Hier unmittelbar in der Nähe dieser
Zweisamkeit zweier Freunde
wird Ferne spürbar.
Jene die sich in ihr spiegelt als sie
so davon blickt auf einmal mitten
aus der Unterhaltung heraus.
Nicht zufällig weicht sie durch den
Fensterausschnitt der sie offensichtlich
bezaubert auch eine willkommene
Abwechslung wäre zu einfach gedacht
denn es ist mehr es scheint dringlich
wie sie auf einmal sich mir entfernt.
Da flieht sie ohne sich zu bewegen
gerade deswegen bewegt sie mich
vielleicht zu jener Sehnsucht hin
dieser ewig namenlosen schleierhaften.
Das Gespräch verlagert sich.
Es geht über auf Blicke ohne Worte.
Es geht durch ihren Blick über auf
zwei stille Konturen.
Auf ihre auf meine auf ihr.
Sie ruht.
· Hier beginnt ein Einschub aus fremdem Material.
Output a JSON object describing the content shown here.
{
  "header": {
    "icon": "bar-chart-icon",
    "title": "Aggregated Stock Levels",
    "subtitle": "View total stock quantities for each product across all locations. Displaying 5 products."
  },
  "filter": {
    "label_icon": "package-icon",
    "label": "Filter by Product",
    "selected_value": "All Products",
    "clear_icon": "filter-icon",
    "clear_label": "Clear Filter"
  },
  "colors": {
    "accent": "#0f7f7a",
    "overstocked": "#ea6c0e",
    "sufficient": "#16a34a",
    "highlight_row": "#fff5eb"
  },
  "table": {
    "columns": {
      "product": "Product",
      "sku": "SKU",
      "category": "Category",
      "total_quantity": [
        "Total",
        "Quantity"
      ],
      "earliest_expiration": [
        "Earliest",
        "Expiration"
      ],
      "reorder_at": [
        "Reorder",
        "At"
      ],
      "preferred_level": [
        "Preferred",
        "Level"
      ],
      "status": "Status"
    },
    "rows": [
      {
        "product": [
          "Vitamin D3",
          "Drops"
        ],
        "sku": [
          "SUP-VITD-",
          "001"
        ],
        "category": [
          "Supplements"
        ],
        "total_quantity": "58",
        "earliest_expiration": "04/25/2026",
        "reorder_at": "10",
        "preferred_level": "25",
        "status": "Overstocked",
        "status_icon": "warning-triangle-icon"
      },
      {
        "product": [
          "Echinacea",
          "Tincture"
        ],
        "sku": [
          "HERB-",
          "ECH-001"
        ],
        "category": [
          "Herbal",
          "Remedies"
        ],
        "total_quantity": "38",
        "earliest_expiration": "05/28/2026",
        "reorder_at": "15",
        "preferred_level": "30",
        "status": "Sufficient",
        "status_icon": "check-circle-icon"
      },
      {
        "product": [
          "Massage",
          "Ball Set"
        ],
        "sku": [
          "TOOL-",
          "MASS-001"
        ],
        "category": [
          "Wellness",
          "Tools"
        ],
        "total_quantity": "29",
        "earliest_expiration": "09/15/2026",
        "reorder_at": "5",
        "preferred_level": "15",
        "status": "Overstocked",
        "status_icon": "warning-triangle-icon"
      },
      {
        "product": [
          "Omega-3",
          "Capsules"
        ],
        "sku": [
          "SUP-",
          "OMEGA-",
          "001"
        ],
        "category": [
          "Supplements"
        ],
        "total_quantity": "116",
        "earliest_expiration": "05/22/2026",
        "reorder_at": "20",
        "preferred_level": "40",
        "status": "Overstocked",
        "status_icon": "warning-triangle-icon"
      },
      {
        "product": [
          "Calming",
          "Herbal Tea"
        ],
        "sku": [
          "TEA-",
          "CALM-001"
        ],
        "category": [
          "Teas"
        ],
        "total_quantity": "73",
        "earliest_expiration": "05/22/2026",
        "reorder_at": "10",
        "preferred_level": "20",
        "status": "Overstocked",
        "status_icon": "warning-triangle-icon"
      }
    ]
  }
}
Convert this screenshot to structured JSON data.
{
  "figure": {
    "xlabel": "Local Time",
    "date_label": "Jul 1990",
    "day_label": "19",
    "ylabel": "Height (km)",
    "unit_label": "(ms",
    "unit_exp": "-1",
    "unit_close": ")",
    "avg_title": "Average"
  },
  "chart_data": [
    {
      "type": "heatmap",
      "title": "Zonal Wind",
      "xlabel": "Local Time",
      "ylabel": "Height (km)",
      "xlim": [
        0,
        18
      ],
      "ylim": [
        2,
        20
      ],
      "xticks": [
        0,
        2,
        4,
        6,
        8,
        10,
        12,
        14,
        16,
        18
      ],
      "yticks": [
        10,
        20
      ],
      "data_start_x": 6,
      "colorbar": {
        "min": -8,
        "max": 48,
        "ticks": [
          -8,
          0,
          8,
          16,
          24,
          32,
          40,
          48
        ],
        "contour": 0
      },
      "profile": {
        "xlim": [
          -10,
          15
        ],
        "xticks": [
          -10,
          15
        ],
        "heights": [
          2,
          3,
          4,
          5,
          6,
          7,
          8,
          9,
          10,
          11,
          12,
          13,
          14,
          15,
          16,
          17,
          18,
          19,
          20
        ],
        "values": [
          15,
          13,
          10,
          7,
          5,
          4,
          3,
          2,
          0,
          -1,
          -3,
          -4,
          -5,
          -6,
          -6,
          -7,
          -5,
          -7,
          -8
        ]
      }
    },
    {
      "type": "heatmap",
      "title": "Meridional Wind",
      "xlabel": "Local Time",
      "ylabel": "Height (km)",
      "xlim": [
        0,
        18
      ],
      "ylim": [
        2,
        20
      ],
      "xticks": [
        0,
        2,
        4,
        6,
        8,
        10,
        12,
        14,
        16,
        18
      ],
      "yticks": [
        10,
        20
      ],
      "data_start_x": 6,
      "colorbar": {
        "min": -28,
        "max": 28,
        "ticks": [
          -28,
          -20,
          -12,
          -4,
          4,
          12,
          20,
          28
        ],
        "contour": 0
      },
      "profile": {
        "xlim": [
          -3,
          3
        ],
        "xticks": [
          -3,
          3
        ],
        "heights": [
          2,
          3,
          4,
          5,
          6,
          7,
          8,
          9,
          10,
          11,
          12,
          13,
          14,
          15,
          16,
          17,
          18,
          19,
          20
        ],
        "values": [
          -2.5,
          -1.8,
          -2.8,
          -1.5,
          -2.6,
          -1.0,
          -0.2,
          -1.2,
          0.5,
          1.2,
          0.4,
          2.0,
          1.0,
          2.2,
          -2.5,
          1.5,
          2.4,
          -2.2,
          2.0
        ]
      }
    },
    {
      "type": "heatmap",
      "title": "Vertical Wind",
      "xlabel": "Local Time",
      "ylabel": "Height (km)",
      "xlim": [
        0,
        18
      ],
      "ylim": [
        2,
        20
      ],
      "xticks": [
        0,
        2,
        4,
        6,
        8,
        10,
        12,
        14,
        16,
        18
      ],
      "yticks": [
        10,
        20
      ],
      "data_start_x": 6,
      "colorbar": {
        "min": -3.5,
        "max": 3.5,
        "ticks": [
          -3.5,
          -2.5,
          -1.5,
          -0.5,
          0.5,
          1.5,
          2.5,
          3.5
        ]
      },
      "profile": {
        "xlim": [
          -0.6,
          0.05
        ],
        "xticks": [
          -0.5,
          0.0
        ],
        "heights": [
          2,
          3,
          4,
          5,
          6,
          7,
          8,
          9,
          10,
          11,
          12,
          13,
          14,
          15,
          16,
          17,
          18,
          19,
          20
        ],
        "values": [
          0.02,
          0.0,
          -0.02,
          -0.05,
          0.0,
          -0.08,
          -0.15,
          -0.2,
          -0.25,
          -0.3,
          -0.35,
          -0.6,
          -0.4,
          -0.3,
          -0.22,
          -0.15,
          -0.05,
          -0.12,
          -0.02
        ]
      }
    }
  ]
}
Ihr Blick ruht.
Ich ruhe auf ihrem Blick mit.
Etwas ist mit uns.
Sie hält es mit ihrem Blick.
Verzerrung
Heimlich wurde Gewalt
angetan das Sprachlose
kapselte ein sich in Hülsen
stumm begann leisester
Vulkan zu brodeln nie
ausbrechend Träume von Phönixen
aus Aschen entstanden sie blieben
Träume erklangen als Dreiklang nicht
sie gliedern sich einzeln gestückelt
in Phönix in Asche in Flug.
Tiefenrausch
Wie Steiner Georg bin ich
Sammler von Stillen
sich dehnende mag ich
besonders manchmal
sprudeln sie steigen auf
wie irre Bläschen
in wattigen Gruben
entkernt sich meine Seele still.
Ich lausche der
akustischen Patina und
falle unsichtbar verbinde mich
gelegentlich wie ein Wassermolekül
auf der Schneedecke flüchtig.
Nichts dafür deutlich
purzelt sich zu mir hindurch
was sich verweigert legt sich
kalkweiss aus vor meine Füsse.
In deiner Kapsel erschrecken
Durch Weihnachtsgrüsse zu früh
ausgesprochene an der klaren Linie
noch nicht rot weil jemand den Mut hatte
die Wahrheit in den Mund zu nehmen
die jeder kennt im zarten Flaum
aufzucken innerlich bei der Nennung
deines Alters eine Verweigerung spüren
da die lang ersehnte Phantasie im Raum
steht und nicht mehr in dir ist im Fluss
starr werden weil Ich begann Es zu sein.
Der nackte Impuls Auslöser etwas
in dir einzukauern.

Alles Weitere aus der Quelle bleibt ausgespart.